Professor Golisano Children's Hospital at The University of Rochester Medical Center Rochester, New York, United States
Background: During birth, demands on the heart increase when exposed to high oxidative stress. Cardiac myocyte differentiation is dependent on changes in mitochondrial function that regulate cell stress pathways to enhance differentiation. We have shown these changes are dependent on closure of the mitochondrial permeability transition pore (mPTP) controlled by the protein cyclophilin D (CypD). Objective: These studies aim to determine the effects of independently manipulating CypD, mitochondrial membrane potential, and reactive oxygen species (ROS) production on mitochondrial function, myocyte differentiation, and cardiac function in the neonate. Design/Methods: Neonatal C57Bl6 mice were intraperitoneally injected on postnatal day 1-6 of with mitoparaquat (0.025-0.05 mg/kg), Tempol (0.7 mg/kg), mitoTempo (0.7 mg/kg), 2,4-dinitrophenol (2 mg/kg), or vehicle. Hearts were harvested at P7 and mitochondrial respiration, enzymatic activity of the electron transport chain (ETC) complex (Cx) I and 2, protein oxidation and assembly of mitochondrial supercomplexes were measured by native gel electrophoresis. Heart and body weight were also measured. Results: Treatment with mitoparaquat to increase mitochondrial ROS caused a dose-dependent decrease of Cx I activity measured by oxygen consumption and enzyme assays. This corresponded to decrease in assembly of Cx-I containing supercomplexes. Decreasing mitochondrial ROS using mitoTempo had no effect on Cx I activity but increased assembly of Cx-III containing supercomplexes. Decreasing ROS in the cell with Tempol decreased Cx-I activity but had no effect on supercomplex assembly. Uncoupling at the mitochondrial membrane using 2,4-dinitrophenol increased electron flux from Cx I to Cx III but may decrease supercomplex assembly. Treatment of isolated mitochondria with cyclosporin A to inhibit CypD had no effects on these measures. There is a larger heart weight to body weight ratio in mitoparaquat treated mice compared with controls.

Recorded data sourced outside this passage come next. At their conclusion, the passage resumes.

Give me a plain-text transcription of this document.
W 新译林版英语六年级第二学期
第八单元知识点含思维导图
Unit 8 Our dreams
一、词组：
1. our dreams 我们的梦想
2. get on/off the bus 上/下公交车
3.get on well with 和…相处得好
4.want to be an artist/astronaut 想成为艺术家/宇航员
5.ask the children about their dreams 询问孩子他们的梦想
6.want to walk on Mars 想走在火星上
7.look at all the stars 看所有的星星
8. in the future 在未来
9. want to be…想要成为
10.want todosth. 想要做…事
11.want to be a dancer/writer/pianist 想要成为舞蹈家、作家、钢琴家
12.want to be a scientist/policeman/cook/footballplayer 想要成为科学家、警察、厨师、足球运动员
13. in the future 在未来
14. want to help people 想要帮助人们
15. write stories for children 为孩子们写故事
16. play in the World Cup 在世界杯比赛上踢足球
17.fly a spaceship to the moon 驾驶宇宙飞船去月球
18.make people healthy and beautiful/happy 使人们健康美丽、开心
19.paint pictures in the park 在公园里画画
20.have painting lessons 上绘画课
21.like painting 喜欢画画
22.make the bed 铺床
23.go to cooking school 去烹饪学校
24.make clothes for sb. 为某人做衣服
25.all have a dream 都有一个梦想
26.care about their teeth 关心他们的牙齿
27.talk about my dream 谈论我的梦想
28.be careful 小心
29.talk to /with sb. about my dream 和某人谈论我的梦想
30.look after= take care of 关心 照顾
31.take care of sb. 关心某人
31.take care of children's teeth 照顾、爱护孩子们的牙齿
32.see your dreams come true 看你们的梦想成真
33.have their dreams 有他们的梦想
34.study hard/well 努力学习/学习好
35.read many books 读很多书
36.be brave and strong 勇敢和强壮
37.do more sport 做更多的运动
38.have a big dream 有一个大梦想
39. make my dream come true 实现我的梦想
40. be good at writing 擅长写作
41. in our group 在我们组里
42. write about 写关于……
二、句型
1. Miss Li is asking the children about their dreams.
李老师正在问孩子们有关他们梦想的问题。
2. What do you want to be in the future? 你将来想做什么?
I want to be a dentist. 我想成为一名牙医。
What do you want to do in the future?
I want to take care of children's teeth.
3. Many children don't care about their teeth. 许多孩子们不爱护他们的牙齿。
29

Conclusion(s): Changes in ROS and mitochondrial membrane potential have selective effects on ETC assembly, activity in the neonatal period, and are not inhibited by closure of the mPTP. This data suggests a pathway where CypD regulates the mPTP to regulate the ETC, membrane potential, and ROS production to regulate myocyte differentiation; such a pathway could be targeted to increase cardiac maturation in infants with poor cardiac function.